AE: What reaction to the recommendations do you hope for from policy makers?

CS: The report was presented to the Parliamentary Secretary for the Elderly and Community Care at the end of January 2010. Therefore, it is still early to get a formal reaction from the government authorities. The recommendations put forward will entail significant amount of work spread over a number of years. The report recognizes the need for training and improvement of services, all of which requires planning and financial investment. It also makes an emphasis on moving away from the disease model thus favouring a patient-centred approach. Consultation with stakeholders emphasized on the need to start addressing dementia at a national level and thus the gradual implementation of these recommendations at the earliest. Establishing a National Dementia Strategy Board that will coordinate the implementation process would be a step in the right direction in ensuring that the targets are effectively met.
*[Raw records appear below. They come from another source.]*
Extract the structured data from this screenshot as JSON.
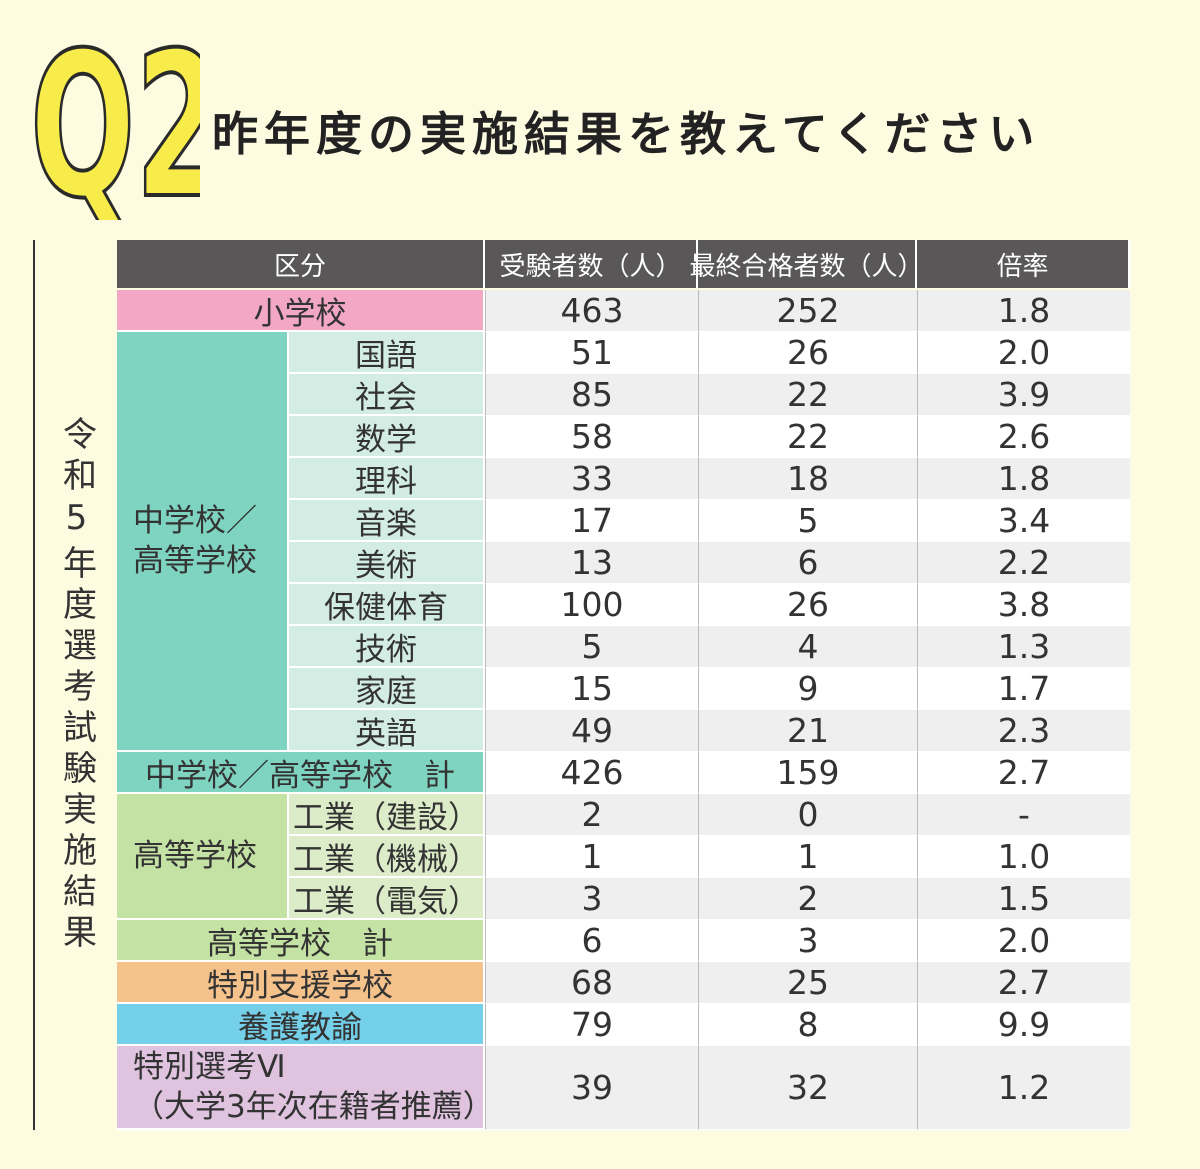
{
  "header": {
    "q": "Q2",
    "title": "昨年度の実施結果を教えてください"
  },
  "side_label": "令和5年度選考試験実施結果",
  "table": {
    "columns": [
      "区分",
      "受験者数（人）",
      "最終合格者数（人）",
      "倍率"
    ],
    "sections": [
      {
        "label": "小学校",
        "values": [
          "463",
          "252",
          "1.8"
        ]
      },
      {
        "label": "中学校／高等学校",
        "items": [
          {
            "label": "国語",
            "values": [
              "51",
              "26",
              "2.0"
            ]
          },
          {
            "label": "社会",
            "values": [
              "85",
              "22",
              "3.9"
            ]
          },
          {
            "label": "数学",
            "values": [
              "58",
              "22",
              "2.6"
            ]
          },
          {
            "label": "理科",
            "values": [
              "33",
              "18",
              "1.8"
            ]
          },
          {
            "label": "音楽",
            "values": [
              "17",
              "5",
              "3.4"
            ]
          },
          {
            "label": "美術",
            "values": [
              "13",
              "6",
              "2.2"
            ]
          },
          {
            "label": "保健体育",
            "values": [
              "100",
              "26",
              "3.8"
            ]
          },
          {
            "label": "技術",
            "values": [
              "5",
              "4",
              "1.3"
            ]
          },
          {
            "label": "家庭",
            "values": [
              "15",
              "9",
              "1.7"
            ]
          },
          {
            "label": "英語",
            "values": [
              "49",
              "21",
              "2.3"
            ]
          }
        ]
      },
      {
        "label": "中学校／高等学校　計",
        "values": [
          "426",
          "159",
          "2.7"
        ]
      },
      {
        "label": "高等学校",
        "items": [
          {
            "label": "工業（建設）",
            "values": [
              "2",
              "0",
              "-"
            ]
          },
          {
            "label": "工業（機械）",
            "values": [
              "1",
              "1",
              "1.0"
            ]
          },
          {
            "label": "工業（電気）",
            "values": [
              "3",
              "2",
              "1.5"
            ]
          }
        ]
      },
      {
        "label": "高等学校　計",
        "values": [
          "6",
          "3",
          "2.0"
        ]
      },
      {
        "label": "特別支援学校",
        "values": [
          "68",
          "25",
          "2.7"
        ]
      },
      {
        "label": "養護教諭",
        "values": [
          "79",
          "8",
          "9.9"
        ]
      },
      {
        "label_lines": [
          "特別選考Ⅵ",
          "（大学3年次在籍者推薦）"
        ],
        "values": [
          "39",
          "32",
          "1.2"
        ]
      }
    ]
  }
}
AE: Thank you for this interview and we wish you every success in ensuring a National Dementia Strategy becomes a reality in Malta.

20 February 2014: Malta releases consultation paper for dementia strategy

On 20 February, a consultation document for Malta’s national dementia strategy was released for comments. The consultation process is open until the end of May 2014 and aims to elicit feedback, comments and opinions. These will be collated, analysed and added to the final strategy document that will be published in October 2014.

Malta launched its National Dementia Strategy on 2 April 2015. The strategy is the fifteenth national plan to be launched in Europe, but the first to include a dementia-friendly version. Dr Charles Scerri, General Secretary of the Malta Dementia Society and Honorary Secretary of Alzheimer Europe, wrote the document “Empowering Change”, which is a nine-year plan aimed at enhancing the quality of life of people living with dementia.

During the launch event on 2 April, Dr Scerri highlighted that most of the EUR 63-96 million spent annually on the condition was on informal treatment at home, often putting people at risk of poverty. He also said that although the strategy was launched today, much work has already been done with carers being trained and the parliamentary secretariat issuing documentation to help raise awareness.

The strategy details 85 recommendations, including raising awareness, training professionals and carers to make a timely diagnosis, immediate aftercare once a diagnosis is made and psychological support for carers.

There are 6,071 people diagnosed with dementia in Malta, equivalent to 1.5%of the population. This number is expected to grow to 13,000 in 2050, equivalent to 3.3% of the population.